With more than half of Queensland still drought declared, there are many farmers throughout the state who are hurting, and the prolonged nature of this drought is taking an enormous toll on many regional communities.
This week I had the opportunity to represent drought-affected Queensland primary producers at a roundtable meeting in Canberra.
The meeting was chaired by Federal Agriculture Minister David Littleproud and attended by the National Farmers’ Federation, state farming organisations and banking representatives.
The roundtable was the next step in the process after the Prime Minister’s recent visit to drought-affected areas in western Queensland, and the subsequent announcement of an extension of the Farm Household Allowance from three to four years.
It’s clear that collaboration between governments at all levels, the financial sector and primary producers will be the key to developing an enduring drought policy.
I was pleased the Minister was willing to engage further on AgForce’s ‘Agricultural Business Cycle’ concept. The aim of our proposal is to empower producers and improve policy settings to minimise the social, environmental and financial effects of drought.
The cycle promotes preparedness, mutual obligations and building business resilience, and observes the effects of drought beyond the event itself.
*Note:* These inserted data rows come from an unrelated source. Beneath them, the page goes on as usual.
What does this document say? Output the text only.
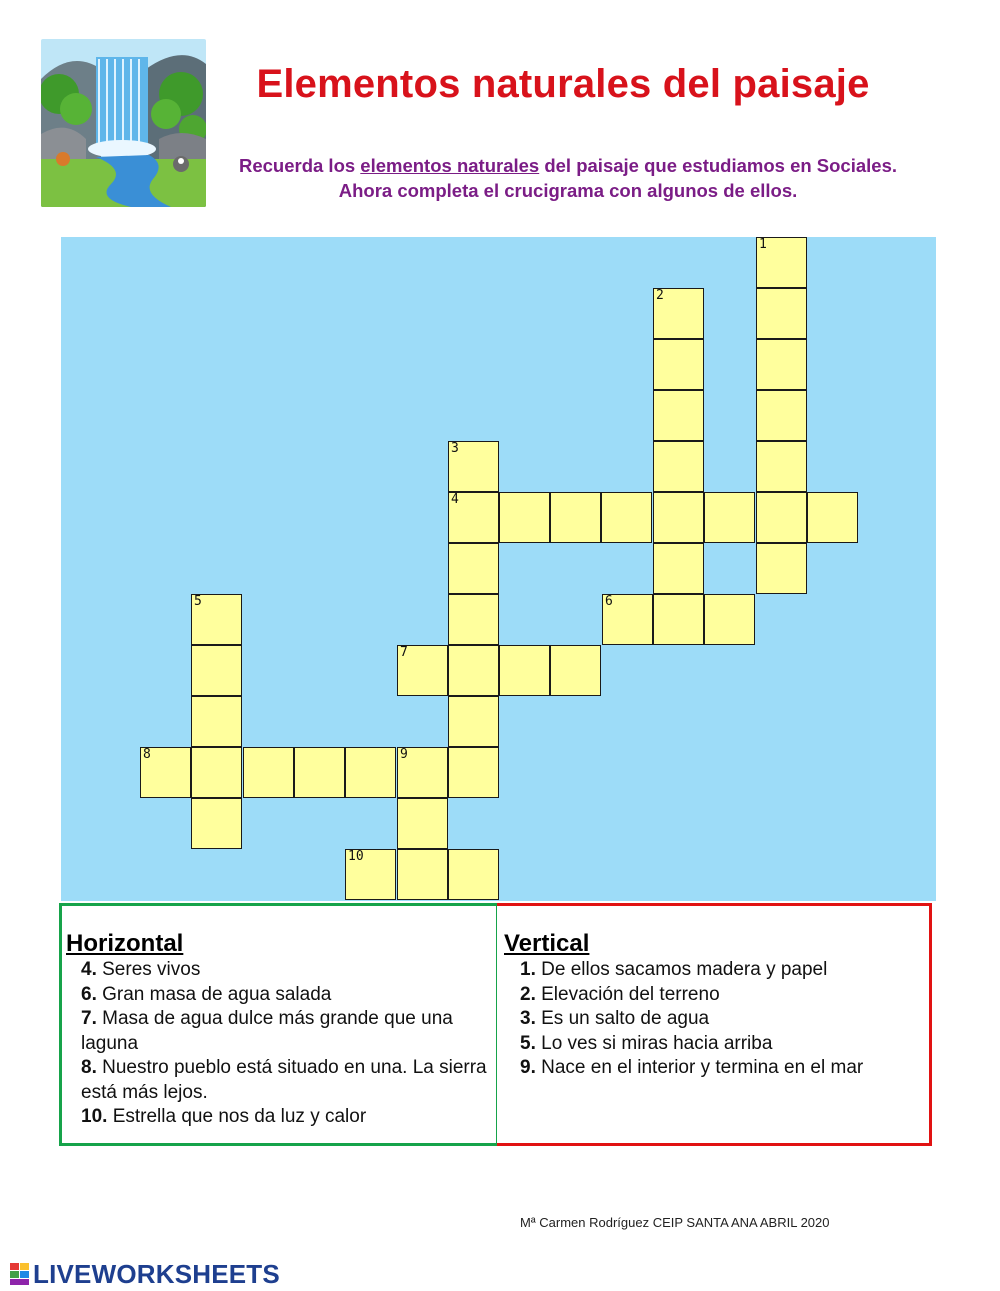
Elementos naturales del paisaje

Recuerda los elementos naturales del paisaje que estudiamos en Sociales.

Ahora completa el crucigrama con algunos de ellos.

1
2
3
4
6
7
5
8	9
10
Horizontal
4. Seres vivos
6. Gran masa de agua salada
7. Masa de agua dulce más grande que una laguna
8. Nuestro pueblo está situado en una. La sierra está más lejos.
10. Estrella que nos da luz y calor
Vertical
1. De ellos sacamos madera y papel
2. Elevación del terreno
3. Es un salto de agua
5. Lo ves si miras hacia arriba
9. Nace en el interior y termina en el mar
Mª Carmen Rodríguez CEIP SANTA ANA ABRIL 2020
LIVEWORKSHEETS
It is intended to enable producers to take back ownership of risk management, preparedness and accessing the type of assistance we need when we need it while managing drought.
Other discussions at the roundtable centred on the need for banks to offer offset accounts for farm management deposits, improving financial literacy and removing stamp duty on multi-peril crop insurance.
Overall, the roundtable was a constructive step towards the development of a better, long lasting drought policy framework, with the Minister flagging a number of investigations under way and more announcements in the future to assist drought-affected communities.